There is nothing inherently risky about scanning a QR code when you can verify that it comes from a legitimate and safe source. However, making that determination can be tricky. Like any other website link you click on, a QR code can be the first step in a malware or phishing attack. Scammers can embed malicious URLs containing malware into a QR code which could then extract data from a mobile device when scanned. It is also possible to embed a malicious URL into a QR code that directs to a phishing site, where unsuspecting users could disclose personal or financial information.

Because human eyes cannot read QR codes like we can a web link, it is easy for attackers to alter a code to point to an alternative site without being detected. While many people are aware that QR codes can open a URL, they can be less aware of the other actions that QR codes can initiate on a user’s device. This element of surprise can make QR code security threats especially problematic.

A typical attack involves placing malicious QR codes in public, sometimes covering up legitimate QR codes. Unsuspecting users who scan the code are taken to a malicious web page, leading to device compromise or a spoofed login page to steal user credentials.

Tips for using QR codes safely:

  • Stick to using QR codes from trusted sources, like your favorite restaurant or your bank.

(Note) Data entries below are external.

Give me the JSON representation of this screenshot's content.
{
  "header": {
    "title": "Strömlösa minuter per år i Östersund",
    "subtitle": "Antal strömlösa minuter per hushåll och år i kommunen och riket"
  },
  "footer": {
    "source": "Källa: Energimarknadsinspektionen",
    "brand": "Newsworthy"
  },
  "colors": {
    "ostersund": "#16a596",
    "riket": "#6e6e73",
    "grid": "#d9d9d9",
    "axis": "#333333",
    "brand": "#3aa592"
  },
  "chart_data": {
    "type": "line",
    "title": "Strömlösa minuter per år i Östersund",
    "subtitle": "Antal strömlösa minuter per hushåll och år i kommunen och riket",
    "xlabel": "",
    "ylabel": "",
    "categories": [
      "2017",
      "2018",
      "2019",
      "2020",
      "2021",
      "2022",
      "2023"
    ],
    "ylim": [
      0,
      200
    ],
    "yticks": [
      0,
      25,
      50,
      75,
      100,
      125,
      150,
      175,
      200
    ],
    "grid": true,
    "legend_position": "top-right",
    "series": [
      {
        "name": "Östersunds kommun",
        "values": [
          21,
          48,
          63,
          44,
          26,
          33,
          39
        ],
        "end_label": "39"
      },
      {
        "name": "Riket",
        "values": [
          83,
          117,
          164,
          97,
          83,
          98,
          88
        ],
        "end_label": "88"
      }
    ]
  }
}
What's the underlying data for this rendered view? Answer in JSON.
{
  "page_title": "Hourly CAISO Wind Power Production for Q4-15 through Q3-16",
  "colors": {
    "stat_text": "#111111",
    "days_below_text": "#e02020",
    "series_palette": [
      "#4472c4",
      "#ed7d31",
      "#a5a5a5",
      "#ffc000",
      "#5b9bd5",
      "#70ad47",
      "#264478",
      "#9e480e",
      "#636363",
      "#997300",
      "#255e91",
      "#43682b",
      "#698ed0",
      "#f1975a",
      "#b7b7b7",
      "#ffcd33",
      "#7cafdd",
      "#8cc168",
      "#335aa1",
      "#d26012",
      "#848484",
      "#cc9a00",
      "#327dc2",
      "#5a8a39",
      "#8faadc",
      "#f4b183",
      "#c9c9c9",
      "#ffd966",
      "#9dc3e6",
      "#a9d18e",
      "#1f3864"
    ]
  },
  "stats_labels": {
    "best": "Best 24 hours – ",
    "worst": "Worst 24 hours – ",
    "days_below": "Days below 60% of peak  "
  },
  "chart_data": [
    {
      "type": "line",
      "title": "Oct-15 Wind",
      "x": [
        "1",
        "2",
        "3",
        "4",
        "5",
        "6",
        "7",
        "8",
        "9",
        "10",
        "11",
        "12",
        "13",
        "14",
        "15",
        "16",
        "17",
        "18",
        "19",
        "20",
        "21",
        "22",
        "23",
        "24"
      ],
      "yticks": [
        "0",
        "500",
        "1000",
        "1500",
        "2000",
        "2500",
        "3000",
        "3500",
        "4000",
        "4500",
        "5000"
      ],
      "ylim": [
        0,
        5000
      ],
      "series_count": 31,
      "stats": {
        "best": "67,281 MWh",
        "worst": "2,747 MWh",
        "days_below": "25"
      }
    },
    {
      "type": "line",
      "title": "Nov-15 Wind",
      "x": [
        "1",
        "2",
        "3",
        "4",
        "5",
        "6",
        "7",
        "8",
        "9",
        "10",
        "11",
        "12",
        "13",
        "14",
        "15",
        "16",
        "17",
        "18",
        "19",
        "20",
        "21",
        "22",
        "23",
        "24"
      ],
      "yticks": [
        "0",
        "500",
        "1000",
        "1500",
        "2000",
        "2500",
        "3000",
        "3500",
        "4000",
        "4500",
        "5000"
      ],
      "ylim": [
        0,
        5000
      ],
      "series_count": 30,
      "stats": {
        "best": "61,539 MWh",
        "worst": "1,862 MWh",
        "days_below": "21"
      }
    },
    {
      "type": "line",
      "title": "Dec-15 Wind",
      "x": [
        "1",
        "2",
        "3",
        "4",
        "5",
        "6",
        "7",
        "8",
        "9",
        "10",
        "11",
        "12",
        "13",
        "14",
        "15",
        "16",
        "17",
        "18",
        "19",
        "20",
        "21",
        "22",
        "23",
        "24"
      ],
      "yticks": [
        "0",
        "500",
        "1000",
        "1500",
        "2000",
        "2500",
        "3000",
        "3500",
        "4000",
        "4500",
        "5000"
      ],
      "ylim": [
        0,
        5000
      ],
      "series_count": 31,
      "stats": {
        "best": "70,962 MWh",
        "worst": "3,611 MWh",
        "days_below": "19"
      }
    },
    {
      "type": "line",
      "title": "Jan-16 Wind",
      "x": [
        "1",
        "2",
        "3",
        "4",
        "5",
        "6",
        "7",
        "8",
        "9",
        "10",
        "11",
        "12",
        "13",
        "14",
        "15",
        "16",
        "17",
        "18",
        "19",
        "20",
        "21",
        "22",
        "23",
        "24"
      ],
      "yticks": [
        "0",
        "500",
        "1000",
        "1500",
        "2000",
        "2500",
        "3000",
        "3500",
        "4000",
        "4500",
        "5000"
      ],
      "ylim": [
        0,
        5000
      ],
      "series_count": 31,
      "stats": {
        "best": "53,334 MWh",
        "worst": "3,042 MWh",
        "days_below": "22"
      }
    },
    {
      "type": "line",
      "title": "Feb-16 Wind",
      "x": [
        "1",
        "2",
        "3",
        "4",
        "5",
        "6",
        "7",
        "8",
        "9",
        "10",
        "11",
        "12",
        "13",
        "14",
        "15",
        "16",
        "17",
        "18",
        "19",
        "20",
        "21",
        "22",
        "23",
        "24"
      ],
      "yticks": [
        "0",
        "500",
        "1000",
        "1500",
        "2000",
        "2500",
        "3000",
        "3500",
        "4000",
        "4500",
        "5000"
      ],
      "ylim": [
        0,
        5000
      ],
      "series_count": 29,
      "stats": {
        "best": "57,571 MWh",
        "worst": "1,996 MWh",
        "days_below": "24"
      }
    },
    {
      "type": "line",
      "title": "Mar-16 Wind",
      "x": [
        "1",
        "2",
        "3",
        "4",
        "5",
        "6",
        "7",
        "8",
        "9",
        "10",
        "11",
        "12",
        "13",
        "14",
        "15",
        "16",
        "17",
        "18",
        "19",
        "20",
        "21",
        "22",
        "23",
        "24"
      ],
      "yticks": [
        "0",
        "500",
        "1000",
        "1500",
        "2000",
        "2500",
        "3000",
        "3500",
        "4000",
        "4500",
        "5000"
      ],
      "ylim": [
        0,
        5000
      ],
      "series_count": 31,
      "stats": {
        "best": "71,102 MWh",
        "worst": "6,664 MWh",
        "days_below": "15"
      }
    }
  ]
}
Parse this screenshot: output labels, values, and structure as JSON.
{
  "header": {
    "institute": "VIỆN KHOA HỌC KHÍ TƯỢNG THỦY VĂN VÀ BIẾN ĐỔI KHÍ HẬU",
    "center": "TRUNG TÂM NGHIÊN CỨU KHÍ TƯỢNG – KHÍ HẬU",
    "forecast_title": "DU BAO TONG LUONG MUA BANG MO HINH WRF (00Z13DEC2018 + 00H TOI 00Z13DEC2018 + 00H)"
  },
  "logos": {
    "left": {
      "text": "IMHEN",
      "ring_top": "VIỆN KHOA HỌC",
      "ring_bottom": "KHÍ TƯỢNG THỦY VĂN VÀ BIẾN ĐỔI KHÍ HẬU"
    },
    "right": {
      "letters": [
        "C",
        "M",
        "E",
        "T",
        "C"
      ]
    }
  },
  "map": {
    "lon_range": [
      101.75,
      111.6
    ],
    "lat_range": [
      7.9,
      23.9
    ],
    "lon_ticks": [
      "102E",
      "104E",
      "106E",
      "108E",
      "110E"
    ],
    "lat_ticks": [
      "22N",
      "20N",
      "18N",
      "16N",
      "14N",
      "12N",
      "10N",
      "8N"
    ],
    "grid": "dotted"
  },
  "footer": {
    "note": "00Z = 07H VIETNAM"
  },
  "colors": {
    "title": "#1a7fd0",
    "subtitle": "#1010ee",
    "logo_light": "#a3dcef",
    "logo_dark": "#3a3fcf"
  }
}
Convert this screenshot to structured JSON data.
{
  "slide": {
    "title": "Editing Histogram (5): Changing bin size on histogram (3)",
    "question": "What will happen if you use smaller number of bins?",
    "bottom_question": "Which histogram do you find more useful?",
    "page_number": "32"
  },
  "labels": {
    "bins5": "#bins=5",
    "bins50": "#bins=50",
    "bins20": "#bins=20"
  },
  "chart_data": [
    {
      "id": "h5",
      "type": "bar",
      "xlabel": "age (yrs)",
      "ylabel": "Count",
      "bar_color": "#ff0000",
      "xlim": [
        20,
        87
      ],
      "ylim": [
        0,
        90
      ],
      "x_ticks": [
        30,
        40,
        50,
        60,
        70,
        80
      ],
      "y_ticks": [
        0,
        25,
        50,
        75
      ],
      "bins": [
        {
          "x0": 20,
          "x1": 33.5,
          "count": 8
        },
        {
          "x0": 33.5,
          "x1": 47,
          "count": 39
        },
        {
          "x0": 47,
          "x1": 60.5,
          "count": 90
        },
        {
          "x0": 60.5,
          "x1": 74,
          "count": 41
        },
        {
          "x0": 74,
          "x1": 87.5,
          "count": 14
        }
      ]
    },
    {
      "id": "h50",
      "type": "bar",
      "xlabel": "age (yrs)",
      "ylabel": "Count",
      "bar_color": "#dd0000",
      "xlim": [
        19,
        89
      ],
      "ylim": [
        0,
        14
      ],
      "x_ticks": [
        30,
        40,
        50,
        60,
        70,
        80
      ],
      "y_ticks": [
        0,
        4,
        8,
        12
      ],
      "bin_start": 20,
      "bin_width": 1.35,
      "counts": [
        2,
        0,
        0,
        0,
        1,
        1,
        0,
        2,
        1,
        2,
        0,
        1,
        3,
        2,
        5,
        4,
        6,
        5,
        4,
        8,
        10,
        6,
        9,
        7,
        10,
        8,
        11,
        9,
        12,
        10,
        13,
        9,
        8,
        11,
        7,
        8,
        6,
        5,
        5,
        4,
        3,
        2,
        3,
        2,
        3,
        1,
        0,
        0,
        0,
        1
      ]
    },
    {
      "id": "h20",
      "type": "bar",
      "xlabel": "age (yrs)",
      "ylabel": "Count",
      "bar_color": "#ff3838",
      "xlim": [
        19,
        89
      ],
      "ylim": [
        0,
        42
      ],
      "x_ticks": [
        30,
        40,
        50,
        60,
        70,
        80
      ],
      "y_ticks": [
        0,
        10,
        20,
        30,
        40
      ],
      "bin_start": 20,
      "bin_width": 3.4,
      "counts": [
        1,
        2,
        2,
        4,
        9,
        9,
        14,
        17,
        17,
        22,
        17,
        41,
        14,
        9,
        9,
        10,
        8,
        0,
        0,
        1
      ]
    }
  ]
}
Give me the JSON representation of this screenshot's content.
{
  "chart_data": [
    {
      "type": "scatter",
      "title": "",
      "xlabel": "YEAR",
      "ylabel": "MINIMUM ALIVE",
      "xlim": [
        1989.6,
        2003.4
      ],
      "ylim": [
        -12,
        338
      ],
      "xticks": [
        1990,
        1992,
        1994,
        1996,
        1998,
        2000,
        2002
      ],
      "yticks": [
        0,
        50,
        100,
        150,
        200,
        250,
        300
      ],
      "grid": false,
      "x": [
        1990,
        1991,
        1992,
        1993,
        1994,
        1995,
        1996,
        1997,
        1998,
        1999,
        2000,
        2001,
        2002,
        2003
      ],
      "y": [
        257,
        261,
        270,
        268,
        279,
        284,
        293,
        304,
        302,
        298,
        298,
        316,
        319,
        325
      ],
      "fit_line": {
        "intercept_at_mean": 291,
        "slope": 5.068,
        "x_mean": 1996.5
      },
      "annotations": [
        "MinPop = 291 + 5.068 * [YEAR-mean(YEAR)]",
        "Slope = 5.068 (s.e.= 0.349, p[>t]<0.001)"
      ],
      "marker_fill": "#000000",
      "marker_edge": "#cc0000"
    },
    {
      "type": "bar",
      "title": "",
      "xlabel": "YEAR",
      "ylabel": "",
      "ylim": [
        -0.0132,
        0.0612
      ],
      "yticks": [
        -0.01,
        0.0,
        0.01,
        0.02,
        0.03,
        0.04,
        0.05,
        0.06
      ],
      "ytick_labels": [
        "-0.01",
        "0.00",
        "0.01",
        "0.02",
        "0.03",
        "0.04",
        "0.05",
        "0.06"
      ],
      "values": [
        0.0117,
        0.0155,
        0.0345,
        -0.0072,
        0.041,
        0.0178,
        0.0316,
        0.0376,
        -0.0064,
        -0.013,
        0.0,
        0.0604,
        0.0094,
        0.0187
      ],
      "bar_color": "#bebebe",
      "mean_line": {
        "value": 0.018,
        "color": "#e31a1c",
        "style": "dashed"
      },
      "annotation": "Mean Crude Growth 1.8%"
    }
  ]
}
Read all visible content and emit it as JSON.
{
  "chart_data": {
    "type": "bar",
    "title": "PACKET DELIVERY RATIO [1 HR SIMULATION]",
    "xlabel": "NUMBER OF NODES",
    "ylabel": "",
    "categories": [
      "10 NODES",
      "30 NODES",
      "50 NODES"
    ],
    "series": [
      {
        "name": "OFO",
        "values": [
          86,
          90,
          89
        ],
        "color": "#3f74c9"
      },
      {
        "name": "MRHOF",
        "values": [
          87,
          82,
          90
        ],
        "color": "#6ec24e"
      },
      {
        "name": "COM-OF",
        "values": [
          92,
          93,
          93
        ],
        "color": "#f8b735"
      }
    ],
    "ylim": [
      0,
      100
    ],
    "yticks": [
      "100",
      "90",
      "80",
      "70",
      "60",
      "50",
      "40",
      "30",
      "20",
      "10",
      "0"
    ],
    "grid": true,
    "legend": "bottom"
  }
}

If you ever see a lonely QR code sticker at a bus stop, bathroom stall or unsolicited email DO NOT scan it.
  • Even when scanning QR codes from trusted sources, do a quick check for signs of tampering…does it look like someone has stuck something over it? Does it look like a legitimate, original advertisement?
  • Beware of “quishing.” In this type of attack, a hacker places a QR code inside an email designed to trick its recipients into opening a malicious link or attachment. Be just as cautious scanning a QR code as you would be with clicking an unknown web link.
  • Be careful downloading a QR reader app. They have been known to spread malware. Your phone’s camera works just fine. You may need to turn the QR reader option on in your camera settings for it to work automatically. Your phone’s camera will also display the full website it is linking you to before it takes you to the site.
  • Verify the company and URL match.
  • When in doubt, don’t scan the code. There should always be another way to get the information you need.